Opinion: It’s time for promotion-relegation in U.S. soccer – Sacramento Bee (blog)

First, let’s give some credit to Major League Soccer. For more than 20 years, the league has survived – a significant accomplishment for any of us – and is the fifth-leading professional sports league in the United States.

It even gained a national television deal a few years ago, thanks to the brokerage work of the admitted FIFA crook, Chuck Blazer, who ratted out his pals in international soccer’s governing body.

MLS’ TV ratings and attendance are going up, and the quality of play appears to be getting better. Eleven of its teams made money as of 2013, according to Forbes magazine.

You can’t argue with MLS’ incremental success – unless you’re getting frozen out of it, and that’s where the argument in favor of promotion and relegation begins. Unhappily, MLS is opposed.

“Pro-Rel,” as the insiders call it, is the concept that guides professional soccer worldwide, except in the United States. Clubs that finish at the bottom of one league drop into a lower league; teams that finish at the top of the bottom levels move up.

If applied to soccer in the United States and Canada, promotion-relegation could throw all 54 professional teams in 44 cities in three leagues in the two countries into one multitiered jumble. The sea-to-shining-sea scope might bring on another soccer popularity boom like we saw last year when new fans filled bars and plazas all over the country to watch the men’s national team in the World Cup. Promotion-relegation could even give amateur teams a chance like they get in the Lamar Hunt U.S. Open Cup now under way.

The only sporting event that truly unifies the country, where hundreds of towns have a puncher’s chance at a big-league championship, is the NCAA basketball tournament. It’s also arguably the most popular sporting event in the country, bringing the business of the nation to a halt while everybody stops to see how VCU and Gonzaga are doing.

Who’s to say if soccer will ever become such a showstopper. But except for the quadrennial World Cup, it won’t generate the same nationwide electricity as long as MLS remains so rigid in its opposition to promotion-relegation.

MLS Commissioner Don Garber, at The Associated Press Sports Editors Association meeting in New York last month, looked like Tim Howard in the nets the way he knocked the suggestion of promotion-relegation over the crossbar.

“I will certainly tell you in the near term, and that near term will be a long time from now, that there will not be promotion and relegation,” Goal.com quoted Garber as saying. “It makes absolutely no sense. There is not a developed secondary division. We have union agreements. We have national television deals. We have investors who have put in billions of dollars. It is not something that is going to be able to be managed anytime soon.”
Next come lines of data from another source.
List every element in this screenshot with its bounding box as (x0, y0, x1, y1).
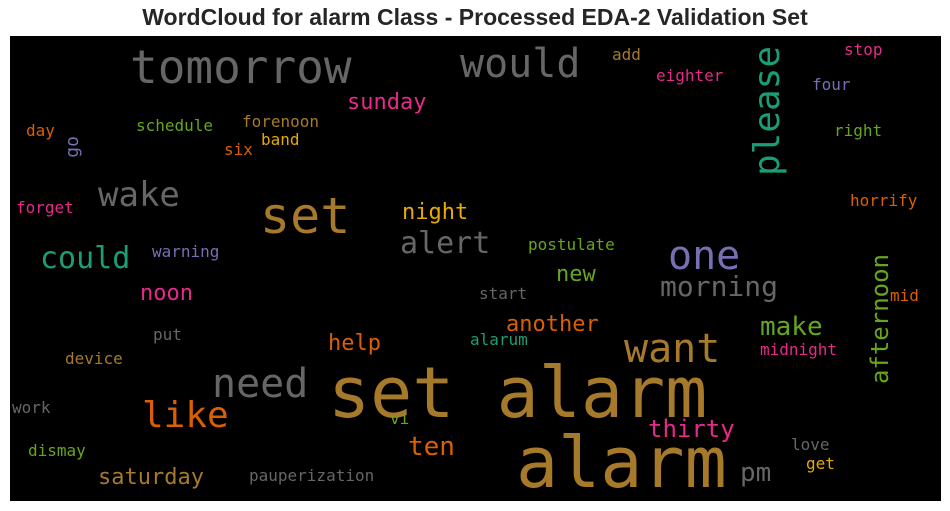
word-six: six (224, 140, 253, 159)
word-sunday: sunday (347, 90, 427, 115)
word-device: device (65, 349, 123, 368)
word-forget: forget (16, 198, 74, 217)
word-mid: mid (890, 286, 919, 305)
word-please: please (747, 46, 788, 177)
word-add: add (612, 45, 641, 64)
word-vi: vi (390, 409, 410, 428)
word-help: help (328, 331, 381, 356)
word-alarm: alarm (516, 422, 727, 501)
word-put: put (153, 325, 182, 344)
word-horrify: horrify (850, 191, 918, 210)
word-afternoon: afternoon (866, 254, 894, 385)
word-postulate: postulate (528, 235, 615, 254)
word-pm: pm (740, 458, 772, 488)
word-dismay: dismay (28, 441, 86, 460)
word-saturday: saturday (98, 465, 204, 490)
wordcloud-canvas: set alarm alarm set tomorrow would please one w… (10, 36, 941, 501)
word-alert: alert (400, 226, 491, 261)
word-get: get (806, 454, 835, 473)
chart-title: WordCloud for alarm Class - Processed ED… (142, 4, 808, 30)
word-midnight: midnight (760, 340, 838, 359)
word-pauperization: pauperization (249, 466, 375, 485)
word-schedule: schedule (136, 116, 214, 135)
word-tomorrow: tomorrow (130, 40, 352, 94)
word-ten: ten (408, 432, 455, 462)
word-night: night (402, 200, 469, 225)
word-love: love (791, 435, 830, 454)
word-warning: warning (152, 242, 220, 261)
word-work: work (12, 398, 51, 417)
word-new: new (556, 262, 596, 287)
word-go: go (62, 136, 83, 158)
word-make: make (760, 312, 823, 342)
word-could: could (40, 241, 131, 276)
word-morning: morning (660, 270, 779, 303)
word-forenoon: forenoon (242, 112, 320, 131)
word-want: want (624, 326, 721, 372)
word-another: another (506, 312, 599, 337)
word-set-alarm: set alarm (328, 352, 708, 434)
word-would: would (460, 41, 581, 87)
word-band: band (261, 130, 300, 149)
word-day: day (26, 121, 55, 140)
word-like: like (142, 395, 229, 436)
word-right: right (834, 121, 883, 140)
word-one: one (668, 233, 741, 279)
word-set: set (260, 187, 351, 245)
word-alarum: alarum (470, 330, 528, 349)
word-noon: noon (140, 281, 193, 306)
word-need: need (212, 361, 309, 407)
word-stop: stop (844, 40, 883, 59)
word-wake: wake (98, 175, 180, 215)
word-start: start (479, 284, 528, 303)
word-thirty: thirty (648, 415, 735, 443)
word-four: four (812, 75, 851, 94)
word-eighter: eighter (656, 66, 724, 85)
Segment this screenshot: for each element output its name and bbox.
Garber’s remarks made sense only if you don’t think the system would work as wonderfully here as it does in the rest of the world. Secondary divisions such as the North American Soccer League and the United Soccer League, to which Republic FC belongs, are already in place and sanctioned by the U.S. Soccer Federation. Union and TV deals could only be improved to everyone’s benefit and investments enhanced as the sport takes off in popularity through promotion-relegation.

For a counterargument to Garber, let’s check in with Jurgen Klinsmann, coach of the U.S. men’s national team.

“I’m a deep believer in promotion-relegation systems,” Klinsmann said at a news conference last October in a discussion about his search for talent in MLS and the second-division NASL.

NASL Commissioner Bill Peterson supports it, too, telling SI.com last year, “There’s no denying the excitement it creates.”

Peterson, however, is dealing with other issues these days. Federal prosecutors accused the chairman of the NASL board of governors, Adrian Davidson, of being a bribery conduit in the FIFA scandal, forcing his ouster. NASL also has had a little problem with the USL in third-round Hunt Cup action, with six of its clubs bounced out of the tournament by third-division USL squads.

USL executives wisely stay out of the promotion-relegation discussion. It has teams such as Sacramento with eyes on MLS membership, and there is no percentage in saying anything that might upset the soccer bosses over there.

Nobody’s shackling the fans, though.

Taylor Miller, 72, is a retired lawyer new to his liking of soccer. He only recently attended his first Republic FC match, which makes him emblematic of the millions ready to be won over by the sport. Miller wore a Republic FC baseball cap the other night at the Track 7 brewery off Sutterville Road. After downing a pint, he told it straight on where he stands on promotion-relegation.

“I think it’s a great idea,” he said. “It allows small markets like Sacramento to be able to compete with larger markets on the basis of merit and to move up.” Miller shed no tears for the money men whose teams might fall if they don’t win. “In America,” Miller said, “merit counts.”

Like Al Davis said – just win, baby. Or you get relegated.